Elon Musk, on Joe Rogan’s Feb. 28 podcast, announced, “The fundamental weakness of Western Civilization is empathy” (https://www.snopes.com/fact-check/elon-musk-empathy-quote/).
While admitting “you should care about other people,” he stressed “you need to have empathy for civilization.”
Musk treats civilization, or society, as a thing above and apart from the people who compose it.
He seems to believe that empathy, concern for the needs of others, threatens society’s survival by draining vital resources from it.
Musk, thus, claims to defend U.S. society by attacking, through DOGE, our institutions of care; cutting government programs that help the sick (Medicaid, Medicare), support retirees and the disabled (Social Security), and aid the destitute around the world (USAID).
What is a society, however, without mutual caring?
Musk’s answer closely follows the views of Ayn Rand who argued that achieving individual happiness is our primary moral goal (https://courses.aynrand.org/works/the-objectivist-ethics/?nab=0).
Driven by self-interest, we should accumulate money and the happiness we imagine it buys. Societies promote this morality by providing minimal constraints on, and maximum rewards for, interpersonal competitions over wealth.
The smartest and most industrious are thought to win these contests by their own efforts. Alliances among contestants are fragile because suspicion of competitors is pervasive.
Empathy is a weakness, a “bug” Musk calls it, because it dulls our competitive edge and wastes resources by caring for “losers” in this presumed meritocracy.
Contrasting with this dystopian view of all-against all is one that sees society as the product of many people working together, if not always in harmony, to make and remake institutions that serve the common good.

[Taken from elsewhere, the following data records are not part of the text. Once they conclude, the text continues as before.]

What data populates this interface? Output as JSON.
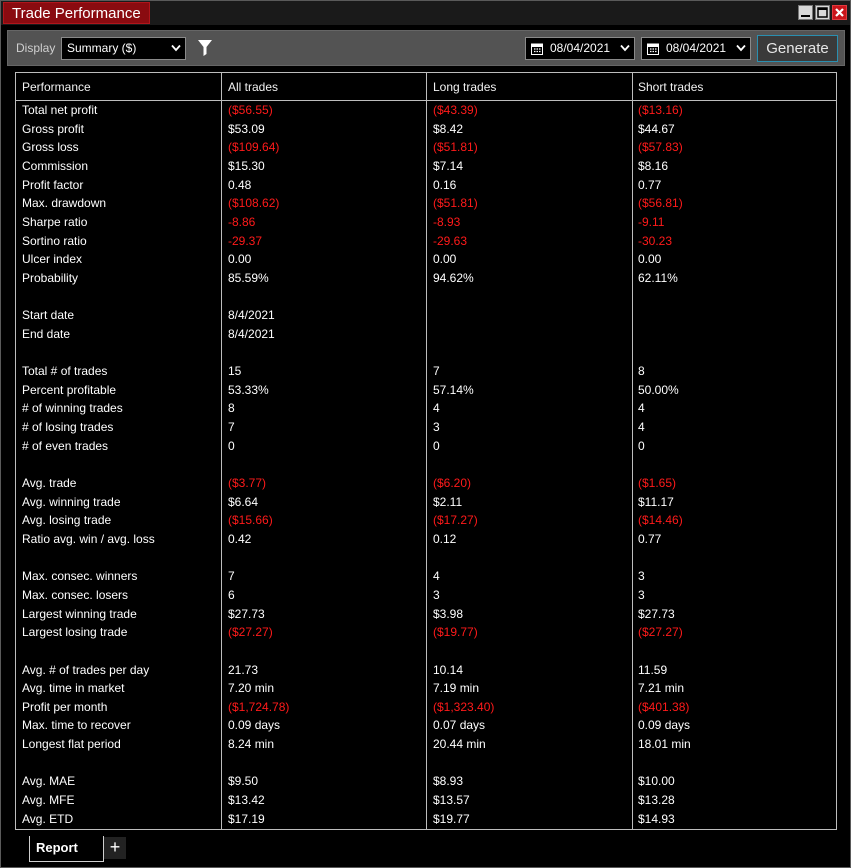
{
  "window": {
    "title": "Trade Performance"
  },
  "toolbar": {
    "display_label": "Display",
    "display_value": "Summary ($)",
    "date_from": "08/04/2021",
    "date_to": "08/04/2021",
    "generate_label": "Generate"
  },
  "columns": [
    "Performance",
    "All trades",
    "Long trades",
    "Short trades"
  ],
  "rows": [
    {
      "label": "Total net profit",
      "all": "($56.55)",
      "long": "($43.39)",
      "short": "($13.16)",
      "neg": [
        true,
        true,
        true
      ]
    },
    {
      "label": "Gross profit",
      "all": "$53.09",
      "long": "$8.42",
      "short": "$44.67",
      "neg": [
        false,
        false,
        false
      ]
    },
    {
      "label": "Gross loss",
      "all": "($109.64)",
      "long": "($51.81)",
      "short": "($57.83)",
      "neg": [
        true,
        true,
        true
      ]
    },
    {
      "label": "Commission",
      "all": "$15.30",
      "long": "$7.14",
      "short": "$8.16",
      "neg": [
        false,
        false,
        false
      ]
    },
    {
      "label": "Profit factor",
      "all": "0.48",
      "long": "0.16",
      "short": "0.77",
      "neg": [
        false,
        false,
        false
      ]
    },
    {
      "label": "Max. drawdown",
      "all": "($108.62)",
      "long": "($51.81)",
      "short": "($56.81)",
      "neg": [
        true,
        true,
        true
      ]
    },
    {
      "label": "Sharpe ratio",
      "all": "-8.86",
      "long": "-8.93",
      "short": "-9.11",
      "neg": [
        true,
        true,
        true
      ]
    },
    {
      "label": "Sortino ratio",
      "all": "-29.37",
      "long": "-29.63",
      "short": "-30.23",
      "neg": [
        true,
        true,
        true
      ]
    },
    {
      "label": "Ulcer index",
      "all": "0.00",
      "long": "0.00",
      "short": "0.00",
      "neg": [
        false,
        false,
        false
      ]
    },
    {
      "label": "Probability",
      "all": "85.59%",
      "long": "94.62%",
      "short": "62.11%",
      "neg": [
        false,
        false,
        false
      ]
    },
    {
      "label": "",
      "all": "",
      "long": "",
      "short": "",
      "neg": [
        false,
        false,
        false
      ]
    },
    {
      "label": "Start date",
      "all": "8/4/2021",
      "long": "",
      "short": "",
      "neg": [
        false,
        false,
        false
      ]
    },
    {
      "label": "End date",
      "all": "8/4/2021",
      "long": "",
      "short": "",
      "neg": [
        false,
        false,
        false
      ]
    },
    {
      "label": "",
      "all": "",
      "long": "",
      "short": "",
      "neg": [
        false,
        false,
        false
      ]
    },
    {
      "label": "Total # of trades",
      "all": "15",
      "long": "7",
      "short": "8",
      "neg": [
        false,
        false,
        false
      ]
    },
    {
      "label": "Percent profitable",
      "all": "53.33%",
      "long": "57.14%",
      "short": "50.00%",
      "neg": [
        false,
        false,
        false
      ]
    },
    {
      "label": "# of winning trades",
      "all": "8",
      "long": "4",
      "short": "4",
      "neg": [
        false,
        false,
        false
      ]
    },
    {
      "label": "# of losing trades",
      "all": "7",
      "long": "3",
      "short": "4",
      "neg": [
        false,
        false,
        false
      ]
    },
    {
      "label": "# of even trades",
      "all": "0",
      "long": "0",
      "short": "0",
      "neg": [
        false,
        false,
        false
      ]
    },
    {
      "label": "",
      "all": "",
      "long": "",
      "short": "",
      "neg": [
        false,
        false,
        false
      ]
    },
    {
      "label": "Avg. trade",
      "all": "($3.77)",
      "long": "($6.20)",
      "short": "($1.65)",
      "neg": [
        true,
        true,
        true
      ]
    },
    {
      "label": "Avg. winning trade",
      "all": "$6.64",
      "long": "$2.11",
      "short": "$11.17",
      "neg": [
        false,
        false,
        false
      ]
    },
    {
      "label": "Avg. losing trade",
      "all": "($15.66)",
      "long": "($17.27)",
      "short": "($14.46)",
      "neg": [
        true,
        true,
        true
      ]
    },
    {
      "label": "Ratio avg. win / avg. loss",
      "all": "0.42",
      "long": "0.12",
      "short": "0.77",
      "neg": [
        false,
        false,
        false
      ]
    },
    {
      "label": "",
      "all": "",
      "long": "",
      "short": "",
      "neg": [
        false,
        false,
        false
      ]
    },
    {
      "label": "Max. consec. winners",
      "all": "7",
      "long": "4",
      "short": "3",
      "neg": [
        false,
        false,
        false
      ]
    },
    {
      "label": "Max. consec. losers",
      "all": "6",
      "long": "3",
      "short": "3",
      "neg": [
        false,
        false,
        false
      ]
    },
    {
      "label": "Largest winning trade",
      "all": "$27.73",
      "long": "$3.98",
      "short": "$27.73",
      "neg": [
        false,
        false,
        false
      ]
    },
    {
      "label": "Largest losing trade",
      "all": "($27.27)",
      "long": "($19.77)",
      "short": "($27.27)",
      "neg": [
        true,
        true,
        true
      ]
    },
    {
      "label": "",
      "all": "",
      "long": "",
      "short": "",
      "neg": [
        false,
        false,
        false
      ]
    },
    {
      "label": "Avg. # of trades per day",
      "all": "21.73",
      "long": "10.14",
      "short": "11.59",
      "neg": [
        false,
        false,
        false
      ]
    },
    {
      "label": "Avg. time in market",
      "all": "7.20 min",
      "long": "7.19 min",
      "short": "7.21 min",
      "neg": [
        false,
        false,
        false
      ]
    },
    {
      "label": "Profit per month",
      "all": "($1,724.78)",
      "long": "($1,323.40)",
      "short": "($401.38)",
      "neg": [
        true,
        true,
        true
      ]
    },
    {
      "label": "Max. time to recover",
      "all": "0.09 days",
      "long": "0.07 days",
      "short": "0.09 days",
      "neg": [
        false,
        false,
        false
      ]
    },
    {
      "label": "Longest flat period",
      "all": "8.24 min",
      "long": "20.44 min",
      "short": "18.01 min",
      "neg": [
        false,
        false,
        false
      ]
    },
    {
      "label": "",
      "all": "",
      "long": "",
      "short": "",
      "neg": [
        false,
        false,
        false
      ]
    },
    {
      "label": "Avg. MAE",
      "all": "$9.50",
      "long": "$8.93",
      "short": "$10.00",
      "neg": [
        false,
        false,
        false
      ]
    },
    {
      "label": "Avg. MFE",
      "all": "$13.42",
      "long": "$13.57",
      "short": "$13.28",
      "neg": [
        false,
        false,
        false
      ]
    },
    {
      "label": "Avg. ETD",
      "all": "$17.19",
      "long": "$19.77",
      "short": "$14.93",
      "neg": [
        false,
        false,
        false
      ]
    }
  ],
  "tabs": {
    "report": "Report",
    "add": "+"
  },
  "colors": {
    "negative": "#ff1a1a",
    "title_bg": "#8a0b10",
    "accent": "#2a8fb0"
  },
  "icons": {
    "minimize": "minimize-icon",
    "maximize": "maximize-icon",
    "close": "close-icon",
    "filter": "filter-icon",
    "calendar": "calendar-icon",
    "dropdown": "chevron-down-icon"
  }
}
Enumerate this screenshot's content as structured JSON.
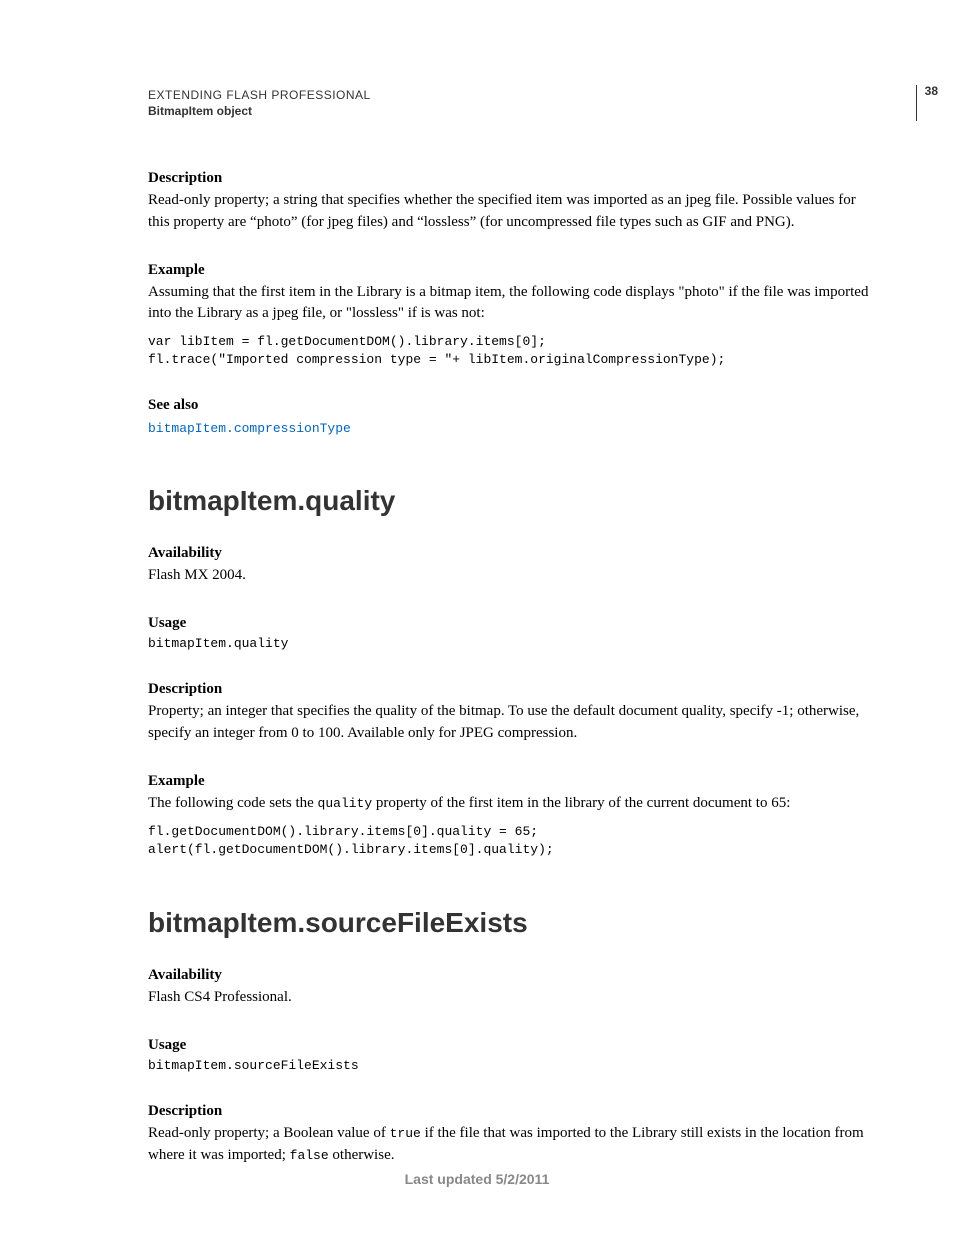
{
  "header": {
    "title": "EXTENDING FLASH PROFESSIONAL",
    "subtitle": "BitmapItem object",
    "page_number": "38"
  },
  "section1": {
    "desc_label": "Description",
    "desc_text": "Read-only property; a string that specifies whether the specified item was imported as an jpeg file. Possible values for this property are “photo” (for jpeg files) and “lossless” (for uncompressed file types such as GIF and PNG).",
    "example_label": "Example",
    "example_text": "Assuming that the first item in the Library is a bitmap item, the following code displays \"photo\" if the file was imported into the Library as a jpeg file, or \"lossless\" if is was not:",
    "example_code": "var libItem = fl.getDocumentDOM().library.items[0];\nfl.trace(\"Imported compression type = \"+ libItem.originalCompressionType);",
    "seealso_label": "See also",
    "seealso_link": "bitmapItem.compressionType"
  },
  "section2": {
    "heading": "bitmapItem.quality",
    "avail_label": "Availability",
    "avail_text": "Flash MX 2004.",
    "usage_label": "Usage",
    "usage_code": "bitmapItem.quality",
    "desc_label": "Description",
    "desc_text": "Property; an integer that specifies the quality of the bitmap. To use the default document quality, specify -1; otherwise, specify an integer from 0 to 100. Available only for JPEG compression.",
    "example_label": "Example",
    "example_text_pre": "The following code sets the ",
    "example_text_code": "quality",
    "example_text_post": " property of the first item in the library of the current document to 65:",
    "example_code": "fl.getDocumentDOM().library.items[0].quality = 65;\nalert(fl.getDocumentDOM().library.items[0].quality);"
  },
  "section3": {
    "heading": "bitmapItem.sourceFileExists",
    "avail_label": "Availability",
    "avail_text": "Flash CS4 Professional.",
    "usage_label": "Usage",
    "usage_code": "bitmapItem.sourceFileExists",
    "desc_label": "Description",
    "desc_text_pre": "Read-only property; a Boolean value of ",
    "desc_text_code1": "true",
    "desc_text_mid": " if the file that was imported to the Library still exists in the location from where it was imported; ",
    "desc_text_code2": "false",
    "desc_text_post": " otherwise."
  },
  "footer": {
    "text": "Last updated 5/2/2011"
  }
}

We decide together what constitute valuable goals and how to achieve them.
Accomplishing this aim relies on cooperation founded on mutual trust and respect. Empathy is the basis of these meaningful relations.
Without concern for one another, there can be no trust. Without trust, cooperation is impossible. Without cooperation in pursuit of shared goals, there is only endless competition, suspicion, and division.
Ayn Rand was right, achieving happiness is important. What she and Musk fail to understand is that we are never happy alone.
Wealth temporarily sates individual appetites. Engaging in meaningful interactions founded on empathy makes us whole. It is through those dealings, including helping people in need, that we know ourselves and our value.
This is the touchstone of our shared humanity, the foundation of a healthy society.
Succumbing to Musk’s vision of endless competitions for wealth encourages distrust, thus unwinding those interpersonal relations that constitute the society he claims to value.
No politician will save us from that fate. We must do this together.